This continues from last week. The NetworkX modules need to be imported:
from networkx import *
from operator import *

### 1 Analysing relations

Download the file friends.csv and save it on
your I:-drive. This is a comma-separated variable (csv) file.
You can look at the file if you open it
in Wordpad. If you double click a csv-file, it will open in Excel.
The file contains a binary relation which can be
represented as a graph using:

F = read_edgelist("friends.csv",delimiter=",",create_using=DiGraph())

(Notes: F is specified as a directed graph because whether someone calls
someone else a "friend" may not be symmetric.

If you create a csv file yourself, make sure that it does not contain any
blank lines at the end of the file.)
#### 1.1 Exercises

1) Something to think about: What is the domain/co-domain for
the friends relation?
2) Create a gif file for F. Try different layouts.
Which layout seems most suitable? Is it easy to see
who is considered "friend" by most people and who has the most friends?

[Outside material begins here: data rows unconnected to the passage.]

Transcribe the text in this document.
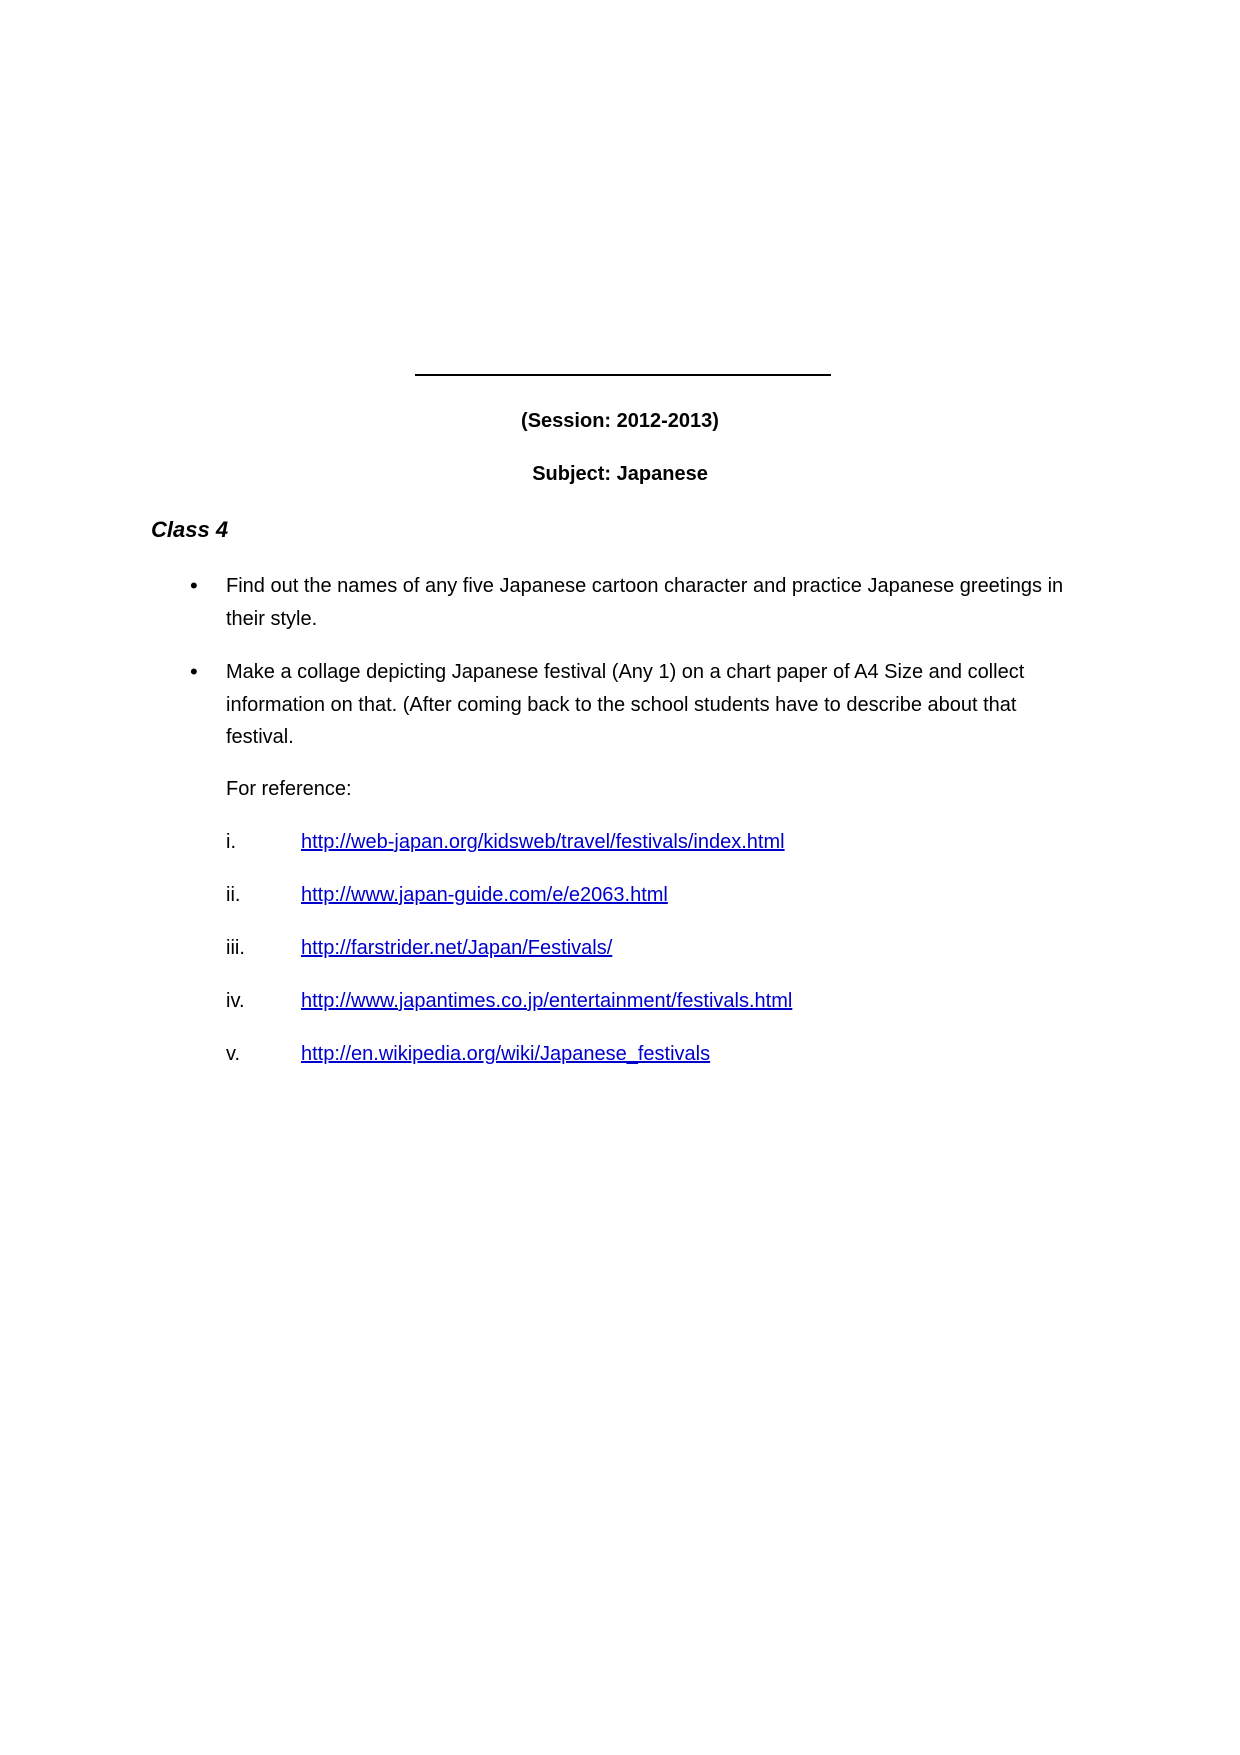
(Session: 2012-2013)
Subject: Japanese
Class 4
• Find out the names of any five Japanese cartoon character and practice Japanese greetings in their style.
• Make a collage depicting Japanese festival (Any 1) on a chart paper of A4 Size and collect information on that. (After coming back to the school students have to describe about that festival.
For reference:
i.	http://web-japan.org/kidsweb/travel/festivals/index.html
ii.	http://www.japan-guide.com/e/e2063.html
iii.	http://farstrider.net/Japan/Festivals/
iv.	http://www.japantimes.co.jp/entertainment/festivals.html
v.	http://en.wikipedia.org/wiki/Japanese_festivals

#### 1.2 Calculating Google's PageRank

PageRank is an algorithm that calculates the "relative importance" of
nodes in a directed graph. Basically, nodes that have more incoming edges are
more important. Edges coming from more important nodes count more
than edges coming from less important nodes.
The code below calculates the PageRank for each node in F and then
prints a list of nodes in decreasing order of importance.

pg = pagerank(F)
for item in sorted(pg.iteritems(), key=itemgetter(1), reverse=True):
print item

Who is considered "friend" by most people according to PageRank?
Who has the least friends?
#### 1.3 Exercise

3) Calculate the reverse graph using F.reverse(),
i.e., if (John,Paul) is in the original, then (Paul,John) is in the
reverse graph.
4) Calculate the PageRank of the reverse graph. Create gif files for
both F and the reverse graph. Answer the following questions based
on what you observe in the pictures and the PageRank data:

Why is Claire high in F and low in the reverse graph?
Why are Helen and Sue highly ranked in F and in the reverse graph?
What does this mean for websites: how can a website achieve a high
PageRank in Google?
### 2 Small-world networks

A small-world network has a small average shortest path
lenght (eg below 6) and an average clustering coefficient that is
larger than the clustering coefficient of a random graph
with the same number of nodes and edges.
The average clustering coefficient determines whether the neighbours
of nodes are also connected and thus the graph forms clusters.
Using

average_shortest_path_length(G)
average_clustering(G) ### for the clustering coefficient
gnm_random_graph(n, m) ### for a random graph with n nodes, m edges
G.to_undirected() ### returns an undirected graph from DiGraph
G.number_of_nodes()
G.number_of_edges()

#### 2.1 Exercise

5) Determine whether the friends graph is a small-world network.
### 3 Exercise with pen and paper

Suppose you are going to a party with your girlfriend/boyfriend.
There are three other couples at the party. Several people shake
hands. Obviously nobody shakes hands with themselves or their
girlfriend/boyfriend. Nobody shakes hands with the same person
more than once. At the end of the party, you ask everybody
including your girlfriend/boyfriend
how many hands they have shaken. Each person gives a different
answer.
Can you figure out how many hands you shook and how many hands your
girlfriend/boyfriend shook?

Hints:

Consider this a graph problem where the nodes are people
and the edges are handshakes.
What is the maximum number of handshakes possible for a single
person in this graph? What is the minimum number?
Because each person gives a different answer, you can figure out
what the answers must have been.
Insert edges into the graph, starting with the person with the
most handshakes and then the one with the second most handshakes.